An allocation to the amateur service on a secondary basis in the frequency band 50-52 MHz, with appropriate footnotes to provide protection to services which already have an allocation in the band.

Advantages:

–                 The spectrum needs of the amateur service in the frequency band 50-54 MHz in Region 1 might be satisfied .

–                 Partial harmonisation of spectrum throughout the three RR Regions would be achieved, thus the principles outlined in Recommendation 34 (Rev.WRC-12) would be respected.

–                 Incumbent services with a primary allocation remain protected and does not place constraints on the secondary incumbent services.

Disadvantages:

–                 The spectrum needs of the amateur service in the frequency band 50‑54 MHz in Region 1 might be only partly satisfied .

–                 Full harmonisation of spectrum for the amateur service throughout the three RR Regions would not be achieved in terms of service status.

–                 If the amateur service has secondary status, future introduction of new primary services into the band or modification to RR Article 5 covering all or part of the 50-54 MHz frequency band may adversely impact the amateur service.

Method C

An allocation to the amateur service on a partly primary and partly secondary basis in all or part of the frequency band 50‑54 MHz, with appropriate footnotes to provide protection to services which already have an allocation in the band.

Advantages:

–                 The requirement of the amateur service to have an allocation in the frequency band 50‑54 MHz in Region 1 would be fully or partially satisfied.

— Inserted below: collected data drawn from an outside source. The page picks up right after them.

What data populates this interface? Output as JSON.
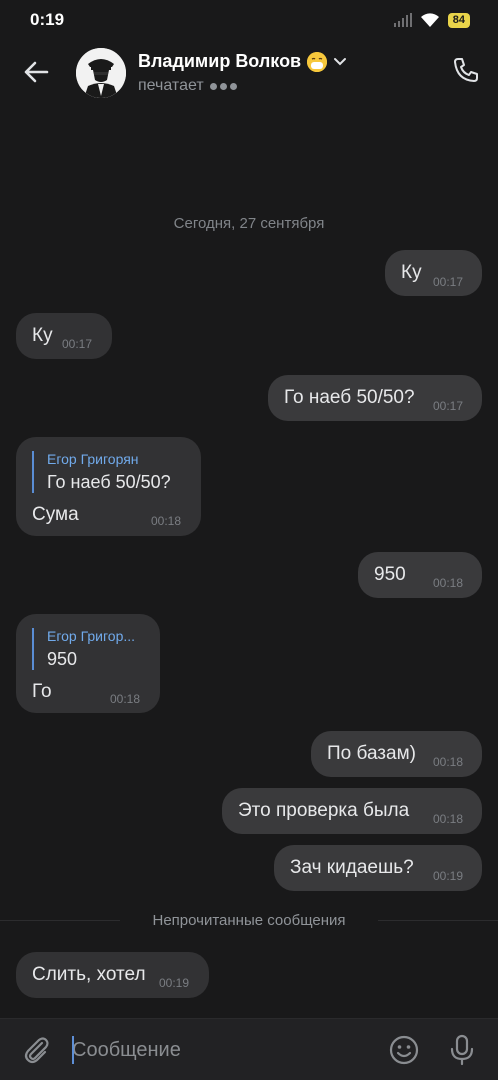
{
  "status_bar": {
    "time": "0:19",
    "battery": "84"
  },
  "header": {
    "contact_name": "Владимир Волков",
    "status": "печатает",
    "name_emoji": "😷"
  },
  "chat": {
    "date_separator": "Сегодня, 27 сентября",
    "messages": [
      {
        "direction": "out",
        "text": "Ку",
        "time": "00:17"
      },
      {
        "direction": "in",
        "text": "Ку",
        "time": "00:17"
      },
      {
        "direction": "out",
        "text": "Го наеб 50/50?",
        "time": "00:17"
      },
      {
        "direction": "in",
        "reply_name": "Егор Григорян",
        "reply_text": "Го наеб 50/50?",
        "text": "Сума",
        "time": "00:18"
      },
      {
        "direction": "out",
        "text": "950",
        "time": "00:18"
      },
      {
        "direction": "in",
        "reply_name": "Егор Григор...",
        "reply_text": "950",
        "text": "Го",
        "time": "00:18"
      },
      {
        "direction": "out",
        "text": "По базам)",
        "time": "00:18"
      },
      {
        "direction": "out",
        "text": "Это проверка была",
        "time": "00:18"
      },
      {
        "direction": "out",
        "text": "Зач кидаешь?",
        "time": "00:19"
      },
      {
        "direction": "in",
        "text": "Слить, хотел",
        "time": "00:19"
      }
    ],
    "unread_separator": "Непрочитанные сообщения"
  },
  "composer": {
    "placeholder": "Сообщение",
    "value": ""
  },
  "icons": {
    "back": "arrow-left-icon",
    "call": "phone-icon",
    "attach": "paperclip-icon",
    "emoji": "smile-icon",
    "mic": "microphone-icon"
  },
  "colors": {
    "background": "#19191a",
    "bubble": "#323234",
    "accent": "#71aaeb",
    "battery": "#e9d44a"
  }
}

–                 Partial harmonisation of spectrum throughout the three ITU regions would be achieved, thus the principles outlined in Recommendation 34 (Rev.WRC-12) would be fully or partially respected.

–                 The use of RR No. 4.4 for implementing spectrum allocations on a national or multinational basis may be avoided.

Disadvantages:

–                 The needs of the amateur service in the frequency band 50‑54 MHz in Region 1 for spectrum and spectrum harmonization may only be partly satisfied.

–                 Administrations in Region 1 and its neighbouring countries in Region 3 may need to adopt specific measures, or develop multilateral agreements to ensure harmful interference is not caused to stations of incumbent services (which may be difficult to resolve) operating within their territory or in neighbouring territories.

–                 Sharing with the radiolocation service may not be successful in protecting the incumbent service.

–                 May affect current and future usage of the band in Region 1 and its neighbouring countries in Region 3.

Method D

Method D proposes No Change in the frequency band 50-54 MHz.

Advantage:

–                 Avoid additional restrictions on the operations of broadcasting, radiolocation, land mobile and fixed services stations and avoid possible interference from the amateur service.

Disadvantage:

–                 Does not satisfy the requirements of the amateur service.



 

[1]   Final Acts of the European Broadcasting Conference (Stockholm, 1961 as revised in Geneva, 2006) ("ST61") in the European Broadcasting Area.

[2]   Final Acts of the African Broadcasting Conference (Geneva, 1989 as revised in Geneva, 2006) ("GE89") in the African Broadcasting Area and neighbouring countries.